At scheduling time, OutboxObservabilityTracingContextProvider serializes the active span context into the outbox record's context map using the configured Micrometer Propagator. With W3C Trace Context this usually stores headers such as traceparent and tracestate.

At processing time, outbox.record.process uses a Micrometer receiver context, so the tracing bridge can read the stored propagation headers and create a child span under the original producer trace.

This applies to both primary and fallback handlers.

See also

For details on how trace headers are stored in and read from record.context, how to add your own context alongside tracing, or how to manually override context at scheduling time, see Context Propagation.

Custom Observation Conventions

You can override the default observation naming and tag conventions by registering custom convention beans.

Record Processing

Implement OutboxProcessObservationConvention to customize outbox.record.process.

@Configuration
class CustomOutboxProcessObservationConfig {
@Bean
fun customOutboxProcessConvention(): OutboxProcessObservationConvention =
object : OutboxProcessObservationConvention {
override fun getName(): String = "myapp.outbox.process"

override fun getContextualName(context: OutboxProcessObservationContext): String = "outbox process"

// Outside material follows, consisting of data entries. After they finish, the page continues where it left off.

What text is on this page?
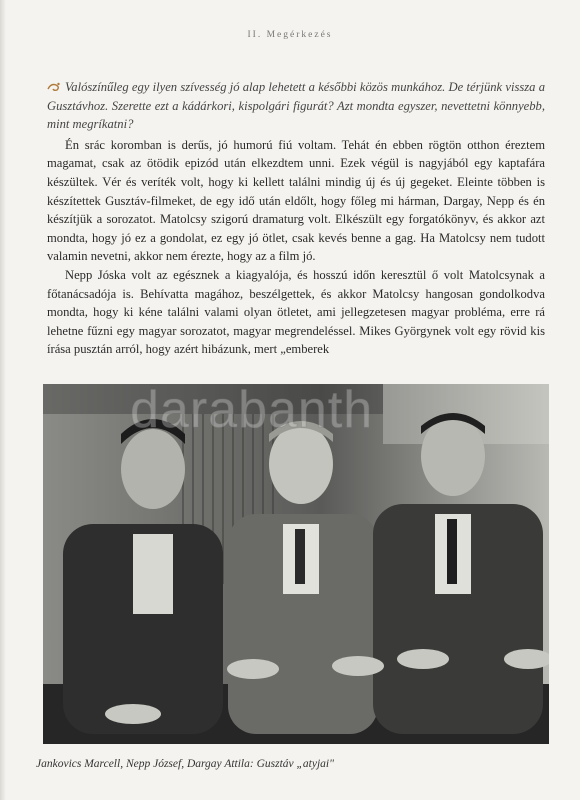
II. Megérkezés

Valószínűleg egy ilyen szívesség jó alap lehetett a későbbi közös munkához. De térjünk vissza a Gusztávhoz. Szerette ezt a kádárkori, kispolgári figurát? Azt mondta egyszer, nevettetni könnyebb, mint megríkatni?

Én srác koromban is derűs, jó humorú fiú voltam. Tehát én ebben rögtön otthon éreztem magamat, csak az ötödik epizód után elkezdtem unni. Ezek végül is nagyjából egy kaptafára készültek. Vér és veríték volt, hogy ki kellett találni mindig új és új gegeket. Eleinte többen is készítettek Gusztáv-filmeket, de egy idő után eldőlt, hogy főleg mi hárman, Dargay, Nepp és én készítjük a sorozatot. Matolcsy szigorú dramaturg volt. Elkészült egy forgatókönyv, és akkor azt mondta, hogy jó ez a gondolat, ez egy jó ötlet, csak kevés benne a gag. Ha Matolcsy nem tudott valamin nevetni, akkor nem érezte, hogy az a film jó.

Nepp Jóska volt az egésznek a kiagyalója, és hosszú időn keresztül ő volt Matolcsynak a főtanácsadója is. Behívatta magához, beszélgettek, és akkor Matolcsy hangosan gondolkodva mondta, hogy ki kéne találni valami olyan ötletet, ami jellegzetesen magyar probléma, erre rá lehetne fűzni egy magyar sorozatot, magyar megrendeléssel. Mikes Györgynek volt egy rövid kis írása pusztán arról, hogy azért hibázunk, mert „emberek

darabanth
Jankovics Marcell, Nepp József, Dargay Attila: Gusztáv „atyjai"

override fun getLowCardinalityKeyValues(context: OutboxProcessObservationContext) =
KeyValues.of(
OutboxObservationDocumentation.LowCardinalityKeyNames.HANDLER_KIND
.withValue(context.getHandlerKind().toString()),
OutboxObservationDocumentation.LowCardinalityKeyNames.HANDLER_ID
.withValue(context.getHandlerId()),
OutboxObservationDocumentation.LowCardinalityKeyNames.CHANNEL
.withValue(context.getChannel()),
)

override fun getHighCardinalityKeyValues(context: OutboxProcessObservationContext) =
KeyValues.of(
OutboxObservationDocumentation.HighCardinalityKeyNames.RECORD_ID
.withValue(context.getRecordId()),
OutboxObservationDocumentation.HighCardinalityKeyNames.RECORD_KEY
.withValue(context.getRecordKey()),
OutboxObservationDocumentation.HighCardinalityKeyNames.DELIVERY_ATTEMPT
.withValue(context.getDeliveryAttempt().toString()),
)
}
}

Record Scheduling

Implement OutboxScheduleObservationConvention to customize outbox.record.schedule.

@Configuration
class CustomOutboxScheduleObservationConfig {
@Bean
fun customOutboxScheduleConvention(): OutboxScheduleObservationConvention =
object : OutboxScheduleObservationConvention {
override fun getName(): String = "myapp.outbox.schedule"

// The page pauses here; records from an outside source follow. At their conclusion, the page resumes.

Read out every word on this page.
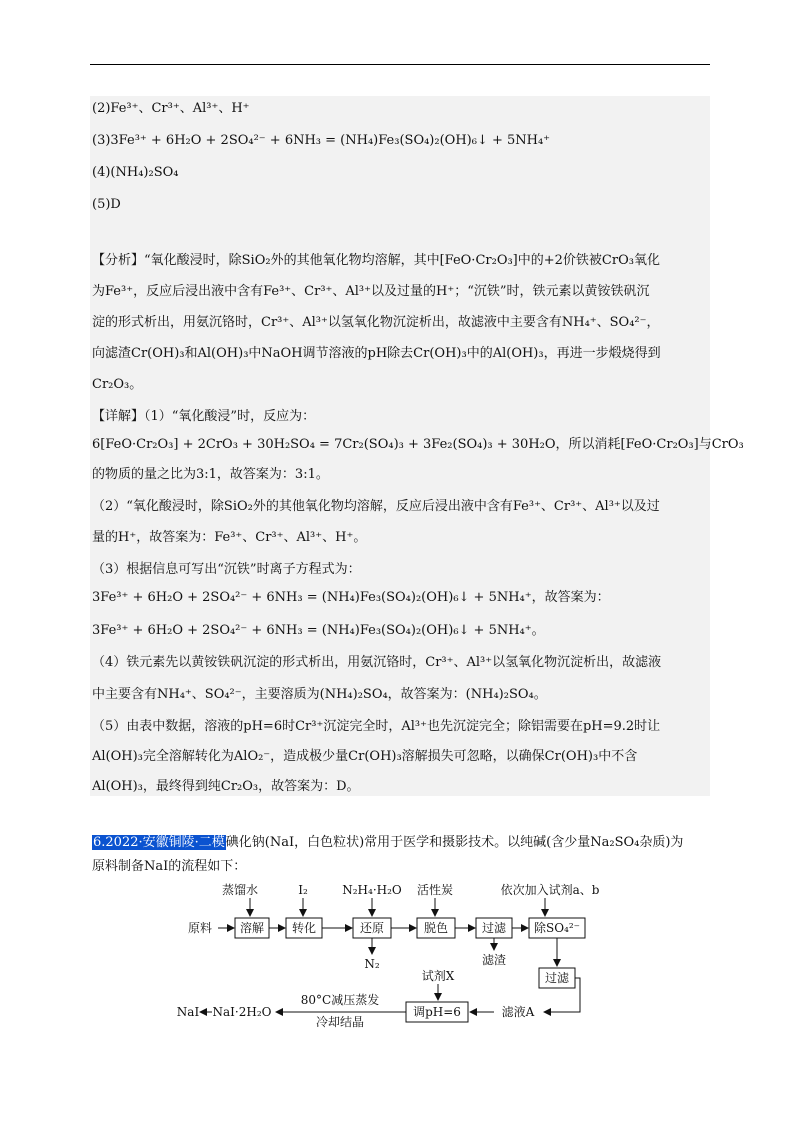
(2)Fe³⁺、Cr³⁺、Al³⁺、H⁺
(3)3Fe³⁺ + 6H₂O + 2SO₄²⁻ + 6NH₃ = (NH₄)Fe₃(SO₄)₂(OH)₆↓ + 5NH₄⁺
(4)(NH₄)₂SO₄
(5)D
【分析】“氧化酸浸时，除SiO₂外的其他氧化物均溶解，其中[FeO·Cr₂O₃]中的+2价铁被CrO₃氧化
为Fe³⁺，反应后浸出液中含有Fe³⁺、Cr³⁺、Al³⁺以及过量的H⁺；“沉铁”时，铁元素以黄铵铁矾沉
淀的形式析出，用氨沉铬时，Cr³⁺、Al³⁺以氢氧化物沉淀析出，故滤液中主要含有NH₄⁺、SO₄²⁻，
向滤渣Cr(OH)₃和Al(OH)₃中NaOH调节溶液的pH除去Cr(OH)₃中的Al(OH)₃，再进一步煅烧得到
Cr₂O₃。
【详解】（1）“氧化酸浸”时，反应为：
6[FeO·Cr₂O₃] + 2CrO₃ + 30H₂SO₄ = 7Cr₂(SO₄)₃ + 3Fe₂(SO₄)₃ + 30H₂O，所以消耗[FeO·Cr₂O₃]与CrO₃
的物质的量之比为3:1，故答案为：3:1。
（2）“氧化酸浸时，除SiO₂外的其他氧化物均溶解，反应后浸出液中含有Fe³⁺、Cr³⁺、Al³⁺以及过
量的H⁺，故答案为：Fe³⁺、Cr³⁺、Al³⁺、H⁺。
（3）根据信息可写出“沉铁”时离子方程式为：
3Fe³⁺ + 6H₂O + 2SO₄²⁻ + 6NH₃ = (NH₄)Fe₃(SO₄)₂(OH)₆↓ + 5NH₄⁺，故答案为：
3Fe³⁺ + 6H₂O + 2SO₄²⁻ + 6NH₃ = (NH₄)Fe₃(SO₄)₂(OH)₆↓ + 5NH₄⁺。
（4）铁元素先以黄铵铁矾沉淀的形式析出，用氨沉铬时，Cr³⁺、Al³⁺以氢氧化物沉淀析出，故滤液
中主要含有NH₄⁺、SO₄²⁻，主要溶质为(NH₄)₂SO₄，故答案为：(NH₄)₂SO₄。
（5）由表中数据，溶液的pH=6时Cr³⁺沉淀完全时，Al³⁺也先沉淀完全；除铝需要在pH=9.2时让
Al(OH)₃完全溶解转化为AlO₂⁻，造成极少量Cr(OH)₃溶解损失可忽略，以确保Cr(OH)₃中不含
Al(OH)₃，最终得到纯Cr₂O₃，故答案为：D。
6.2022·安徽铜陵·二模碘化钠(NaI，白色粒状)常用于医学和摄影技术。以纯碱(含少量Na₂SO₄杂质)为
原料制备NaI的流程如下：
蒸馏水	I₂	N₂H₄·H₂O 活性炭	依次加入试剂a、b
原料 溶解 转化	还原	脱色	过滤 除SO₄²⁻
N₂	滤渣
过滤
滤液A
试剂X
调pH=6
80°C减压蒸发
冷却结晶
NaI·2H₂O
NaI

override fun getContextualName(context: OutboxScheduleObservationContext): String = "outbox schedule"

override fun getLowCardinalityKeyValues(context: OutboxScheduleObservationContext) =
KeyValues.of(
OutboxObservationDocumentation.ScheduleLowCardinalityKeyNames.CHANNEL
.withValue(context.channel),
)

override fun getHighCardinalityKeyValues(context: OutboxScheduleObservationContext) =
KeyValues.of(
OutboxObservationDocumentation.ScheduleHighCardinalityKeyNames.RECORD_KEY
.withValue(context.recordKey),
OutboxObservationDocumentation.ScheduleHighCardinalityKeyNames.PAYLOAD_TYPE
.withValue(context.payloadType),
)
}
}

Keep high-cardinality values out of low-cardinality tags to avoid excessive time series in metrics backends.

Legacy Metric Names

The deprecated namastack-outbox-metrics module used older metric names such as:

  • outbox.records.count
  • outbox.partitions.assigned.count
  • outbox.partitions.pending.records.total
  • outbox.partitions.pending.records.max
  • outbox.cluster.instances.total

New applications should use the canonical names from namastack-outbox-observability instead.